I recently had knee surgery and found this article to be disturbing. IoT security continues to be a challenge for many vendors. Regardless, certain manufactures such as those that make equipment for health related activities really need to step up their game. The original article can be found HERE.
The last place you should have to worry about being hacked is laid out in a hospital bed. But as wireless devices continue to fill patient rooms, those fears can’t help but grow.
Last week, the Department of Homeland Security (DHS) issued an advisory warning about a vulnerability unearthed in one such wireless device. Security researcher Scott Gayou identified eight vulnerabilities in a syringe infusion pump—a machine used to administer to patients precision doses of medication intravenously.
The device in which Gayou discovered the security flaw is called the Medfusion 4000 infusion pump and it’s manufactured by Smiths Medical, a division of the British multinational Smiths Group. The pump is indicated for use in administering drugs, blood and lipid products, antibiotics and other therapeutic fluids. In addition to critical care patients, the pump is used to administer anesthesia, and may be used on pediatric and neonatal patients, i.e., newborn babies.
Homeland Security—or more specifically, its Industrial Control Systems Cyber Emergency Response Team (ICS-CERT)—warns in its advisory: “Successful exploitation of these vulnerabilities” identified by Gayou in the Medfusion 4000 “may allow a remote attacker to gain unauthorized access and impact the intended operation of the pump.” The agency adds: “Despite the segmented design, it may be possible for an attacker to compromise the communications module and the therapeutic module of the pump.”
The use of machines for measuring and administering intravenous drugs is nothing new and such devices are widely credited with reducing major dosing errors. Pediatric dosing requires, for instance, requires very precise measurements to prevent adverse reactions, and dosing errors in the case of a neonatal patient can be especially fatal. An infusion pump, such as the Medfusion 4000, can replace manual calculations typically done by pharmacy technicians, whose math may be verified by a skilled pharmacist, but are often left unsupervised while actually drawing up syringes and IV bags before they arrive at a patient’s bedside.
On Thursday, Smiths Medical notified its customers in a letter acknowledging the flaw, though it downplayed the risk to patients, asserting: “The possibility of this exploit taking place in a clinical setting is highly unlikely, as it requires a complex and an unlikely series of conditions.”
Smiths Medical also wrote that it plans to correct the vulnerabilities in a software update to be released five months from now. In the meantime, however, the company has offered a detailed list of protocols it says should prevent any potential attacks. The list includes further segregating the devices from other parts of hospitals’ networks, assigning the devices static IP addresses, and—no kidding—using passwords containing “uppercase, lowercase, special characters, and a minimum character length of eight.”

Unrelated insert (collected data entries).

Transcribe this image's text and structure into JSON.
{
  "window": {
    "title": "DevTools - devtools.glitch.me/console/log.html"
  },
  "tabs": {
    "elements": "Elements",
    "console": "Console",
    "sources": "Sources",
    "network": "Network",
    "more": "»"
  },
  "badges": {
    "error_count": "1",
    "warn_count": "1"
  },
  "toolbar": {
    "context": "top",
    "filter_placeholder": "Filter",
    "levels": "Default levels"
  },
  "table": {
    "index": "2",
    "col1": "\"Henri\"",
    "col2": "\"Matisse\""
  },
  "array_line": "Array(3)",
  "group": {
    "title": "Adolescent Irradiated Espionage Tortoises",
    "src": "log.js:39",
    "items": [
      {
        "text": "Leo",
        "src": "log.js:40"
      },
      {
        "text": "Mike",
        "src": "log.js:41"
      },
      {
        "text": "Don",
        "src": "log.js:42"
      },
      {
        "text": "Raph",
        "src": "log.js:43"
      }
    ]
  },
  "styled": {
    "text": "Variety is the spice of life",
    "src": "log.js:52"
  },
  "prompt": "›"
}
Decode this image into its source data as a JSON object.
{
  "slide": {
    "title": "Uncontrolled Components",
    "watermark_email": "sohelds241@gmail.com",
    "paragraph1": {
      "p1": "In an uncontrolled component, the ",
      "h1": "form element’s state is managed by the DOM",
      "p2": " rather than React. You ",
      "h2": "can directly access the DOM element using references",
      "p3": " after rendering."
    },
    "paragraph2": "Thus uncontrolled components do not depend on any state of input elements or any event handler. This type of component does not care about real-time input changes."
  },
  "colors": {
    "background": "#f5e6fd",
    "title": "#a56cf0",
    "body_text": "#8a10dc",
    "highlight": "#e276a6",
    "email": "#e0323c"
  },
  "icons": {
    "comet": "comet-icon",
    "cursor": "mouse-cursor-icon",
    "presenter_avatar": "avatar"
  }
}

Attackers exploiting vulnerabilities in medical technology may be the stuff of poorly written Hollywood assassination plots, but that doesn’t make it any less scary for the people who rely on such devices to live. Last month, for instance, nearly a half million patients with cardiac pacemakers were instructed to report to their doctors for a firmware update after the manufacturer disclosed a life-threatening flaw that would allow a malicious attacker to “gain access and issues commands to the implanted medical device.”
Connecting infusion pumps wirelessly to a hospital network, even to a local server that isn’t connected to the internet, poses certain inherent risks. While the benefit to patients may greatly outweighs those risks, there is no technology—save perhaps that which is used for military applications—which demands greater scrutiny and vigilance on the part of security professionals.